ID :
75697
Mon, 08/17/2009 - 17:57
Auther :

(News Focus) N. Korea makes overtures on inter-Korean ties, Seoul cautious

By Kim Hyun
SEOUL, Aug. 17 (Yonhap) -- North Korean leader Kim Jong-il has offered a rare
olive branch to Seoul in agreeing to resume stalled ventures and family reunions
with the South, experts said Monday.
At a meeting with Kim over the weekend, Hyundai Group chairwoman Hyun Jeong-eun
secured a major boost for her conglomerate which has been struggling financially
amid an inter-Korean political stalemate. Hyundai Group runs tourism programs to
the North along with an affiliate.
According to analysts, joint projects with Hyundai are a diplomatic stepping
stone for North Korea to reach out to Seoul and Washington and offer a way out of
economic isolation.
"It's difficult for North Korea to immediately reach out to the South Korean
government and reconcile with it," Cheong Seong-chang, an analyst with the
non-governmental Sejong Institute, said.
Just hours before Kim's meeting with the Hyundai chief, South Korean President
Lee Myung-bak offered high-level talks for arms reduction and massive economic
aid to the North. But his Liberation Day proposals were largely conditioned on
Pyongyang's denuclearization, reaffirming his hardline stance.
"The only way for North Korea to break the stalemate and get real benefits for
now is trying to resume the business ventures it ran with Hyundai," Cheong said.
Kim and Hyun produced a five-point agreement including the resumption of Mount
Kumgang and Kaesong tour projects and reunions of families separated by the
Korean War, all conciliatory programs that were severed after Lee came to power
last year.
The two had a long, "cordial" talk in "an atmosphere of compatriotic feelings,"
the North's Korean Central News Agency said. Kim, 67, recounted "with deep
emotion" his long history with her predecessors in the Hyundai family -- her late
husband, Chung Mong-hun, and her father-in-law and the group founder, Chung
Ju-yung who drove 500 heads of cattle across the border into the impoverished
North, his birthplace, in an emotional trip in 1998.

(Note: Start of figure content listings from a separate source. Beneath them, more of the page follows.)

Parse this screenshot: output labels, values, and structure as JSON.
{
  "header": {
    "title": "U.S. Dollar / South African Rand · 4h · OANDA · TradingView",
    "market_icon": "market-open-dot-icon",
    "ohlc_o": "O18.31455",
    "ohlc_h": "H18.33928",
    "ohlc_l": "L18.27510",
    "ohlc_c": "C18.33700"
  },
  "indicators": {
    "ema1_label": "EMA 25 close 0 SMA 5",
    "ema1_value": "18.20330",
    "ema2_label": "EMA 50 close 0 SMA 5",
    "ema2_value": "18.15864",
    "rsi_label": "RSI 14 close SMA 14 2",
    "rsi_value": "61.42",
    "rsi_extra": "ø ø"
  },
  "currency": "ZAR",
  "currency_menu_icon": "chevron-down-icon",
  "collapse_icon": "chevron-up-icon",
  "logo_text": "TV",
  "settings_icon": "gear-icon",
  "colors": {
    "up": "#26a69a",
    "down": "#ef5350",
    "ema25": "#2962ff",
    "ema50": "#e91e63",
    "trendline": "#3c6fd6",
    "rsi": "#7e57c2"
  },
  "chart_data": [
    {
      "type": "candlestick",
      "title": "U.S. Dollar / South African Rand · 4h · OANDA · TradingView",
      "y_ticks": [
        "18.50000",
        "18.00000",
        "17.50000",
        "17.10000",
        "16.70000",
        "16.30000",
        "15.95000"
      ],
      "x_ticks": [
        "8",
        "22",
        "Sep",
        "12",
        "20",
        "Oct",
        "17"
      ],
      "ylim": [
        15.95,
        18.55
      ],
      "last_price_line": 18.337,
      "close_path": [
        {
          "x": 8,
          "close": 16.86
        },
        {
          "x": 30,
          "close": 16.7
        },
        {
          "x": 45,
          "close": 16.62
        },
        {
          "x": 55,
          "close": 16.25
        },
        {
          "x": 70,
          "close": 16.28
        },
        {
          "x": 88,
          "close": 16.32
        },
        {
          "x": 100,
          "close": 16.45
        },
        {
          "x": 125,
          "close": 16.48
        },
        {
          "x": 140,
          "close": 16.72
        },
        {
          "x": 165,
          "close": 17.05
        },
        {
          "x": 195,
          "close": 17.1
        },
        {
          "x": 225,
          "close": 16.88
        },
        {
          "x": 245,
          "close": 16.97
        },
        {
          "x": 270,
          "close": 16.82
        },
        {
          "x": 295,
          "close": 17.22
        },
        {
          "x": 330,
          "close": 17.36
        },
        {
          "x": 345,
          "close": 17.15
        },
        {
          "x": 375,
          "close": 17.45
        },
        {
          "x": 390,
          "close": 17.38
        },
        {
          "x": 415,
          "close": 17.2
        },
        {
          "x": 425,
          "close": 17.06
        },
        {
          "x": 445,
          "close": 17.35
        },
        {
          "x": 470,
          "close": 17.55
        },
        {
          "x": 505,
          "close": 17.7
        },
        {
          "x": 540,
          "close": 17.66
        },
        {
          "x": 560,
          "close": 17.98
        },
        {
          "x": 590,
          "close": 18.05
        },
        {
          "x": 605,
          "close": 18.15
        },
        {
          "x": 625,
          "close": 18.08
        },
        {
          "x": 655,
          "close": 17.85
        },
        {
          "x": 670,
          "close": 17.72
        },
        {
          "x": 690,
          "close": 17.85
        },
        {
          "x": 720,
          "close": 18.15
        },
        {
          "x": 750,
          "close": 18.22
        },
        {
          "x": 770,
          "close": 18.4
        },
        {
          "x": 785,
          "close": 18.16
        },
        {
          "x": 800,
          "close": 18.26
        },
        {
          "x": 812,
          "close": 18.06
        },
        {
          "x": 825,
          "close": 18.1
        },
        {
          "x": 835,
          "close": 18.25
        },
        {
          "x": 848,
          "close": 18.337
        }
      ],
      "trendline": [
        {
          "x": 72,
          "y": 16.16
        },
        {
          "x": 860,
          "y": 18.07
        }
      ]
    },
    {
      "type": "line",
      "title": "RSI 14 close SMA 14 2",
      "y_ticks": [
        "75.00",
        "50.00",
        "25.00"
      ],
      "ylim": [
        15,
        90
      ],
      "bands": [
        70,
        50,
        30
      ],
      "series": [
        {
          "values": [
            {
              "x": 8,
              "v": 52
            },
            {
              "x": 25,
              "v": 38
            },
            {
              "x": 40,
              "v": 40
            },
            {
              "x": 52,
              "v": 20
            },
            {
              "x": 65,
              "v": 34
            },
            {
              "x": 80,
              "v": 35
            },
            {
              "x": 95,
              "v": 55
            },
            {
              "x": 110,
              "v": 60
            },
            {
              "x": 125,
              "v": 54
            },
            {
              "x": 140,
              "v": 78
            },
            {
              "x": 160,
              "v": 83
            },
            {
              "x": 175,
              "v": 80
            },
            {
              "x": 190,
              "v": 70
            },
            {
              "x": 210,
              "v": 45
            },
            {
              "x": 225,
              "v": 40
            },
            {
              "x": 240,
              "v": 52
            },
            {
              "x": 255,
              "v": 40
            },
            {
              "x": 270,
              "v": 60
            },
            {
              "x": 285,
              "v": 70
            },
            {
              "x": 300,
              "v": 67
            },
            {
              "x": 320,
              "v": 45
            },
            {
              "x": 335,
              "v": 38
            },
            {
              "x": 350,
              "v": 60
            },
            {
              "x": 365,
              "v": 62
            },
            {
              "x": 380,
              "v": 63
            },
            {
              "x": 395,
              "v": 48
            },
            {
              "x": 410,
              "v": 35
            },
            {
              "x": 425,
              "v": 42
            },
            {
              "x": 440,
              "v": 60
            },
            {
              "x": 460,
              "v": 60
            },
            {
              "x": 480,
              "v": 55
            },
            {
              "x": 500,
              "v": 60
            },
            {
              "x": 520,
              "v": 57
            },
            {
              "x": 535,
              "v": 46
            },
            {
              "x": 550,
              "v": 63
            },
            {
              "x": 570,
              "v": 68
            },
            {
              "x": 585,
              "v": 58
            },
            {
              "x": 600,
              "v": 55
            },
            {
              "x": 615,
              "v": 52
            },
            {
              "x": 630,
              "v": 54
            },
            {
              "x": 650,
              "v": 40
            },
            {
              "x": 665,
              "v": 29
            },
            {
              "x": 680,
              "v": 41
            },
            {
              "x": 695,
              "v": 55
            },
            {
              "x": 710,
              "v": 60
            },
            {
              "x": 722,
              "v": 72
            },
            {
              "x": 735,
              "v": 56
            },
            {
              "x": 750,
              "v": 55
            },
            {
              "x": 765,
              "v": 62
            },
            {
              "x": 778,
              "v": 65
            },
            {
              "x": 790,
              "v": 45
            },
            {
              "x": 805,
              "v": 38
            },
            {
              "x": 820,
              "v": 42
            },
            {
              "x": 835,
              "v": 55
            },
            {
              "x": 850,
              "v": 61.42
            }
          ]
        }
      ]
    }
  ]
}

Experts say what North Korea offered to the South was a deal. It juxtaposed
resumption of family reunions with Hyundai's Mount Kumgang tour, which was
suspended by Seoul last year after a North Korean soldier shot dead a South
Korean female tourist who strayed into an off-limits military zone.
North Korea lost one of its few sources of steady cash income from the tour
suspension. Hyundai Group's business unit, Hyundai Asan Corp., suffered 170
billion won (US$135.9 million) in sales losses and was forced to cut its
workforce to about 400 from more than 1,000.
The family reunions were suspended by Pyongyang in retaliation against Lee's
conservative policy soon after he took office.
"The instant remedy for North Korea's ailing economy is inter-Korean relations,"
said Cho Myung-chul, a North Korean defector and now analyst with the Korea
Institute for International Economic policy.
"It's a give and take. North Korea offered the family reunions to have the Mount
Kumgang tour resumed in return," he said.
North Korea also agreed to lift a traffic curfew it had imposed in December on
South Korean workers traveling to a joint industrial park in the North, another
major venture developed by Hyundai. The curfew, which set time windows for South
Koreans and cargo trucks to cross the demilitarized zone each day, has been a
major roadblock for the businesses investing in the joint park.
"Chairman Kim Jong-il gave a gift to the Hyundai Group, but the gift has value
only when the South Korean government approves it," Chang Yong-seok with the
non-governmental Institute for Peace Affairs said.
Seoul officials remained cautious, saying the agreement is "positive" but has
been reached only at the "non-governmental" level.
"For this agreement to be realized, the governments of South and North Korea need
to reach a concrete agreement through dialogue," Unification Ministry spokesman
Chun Hae-sung said.
The events leading up to the agreement between North Korea and Hyun do cast
questions about the commitments by Seoul and Pyongyang.
Since May, North Korea has sent invitations to the Hyundai chief, but the Seoul
government withheld approval for her trip until former U.S. President Bill
Clinton visited Pyongyang to meet with Kim and bring two detained American
journalists home.
The North Korean leader also allowed the release of a detained Hyundai employee
who had been detained in the North since March for criticizing its political
system. But he met the Hyundai chairwoman in a much more measured way, sitting
down with her only after she had extended her stay five times.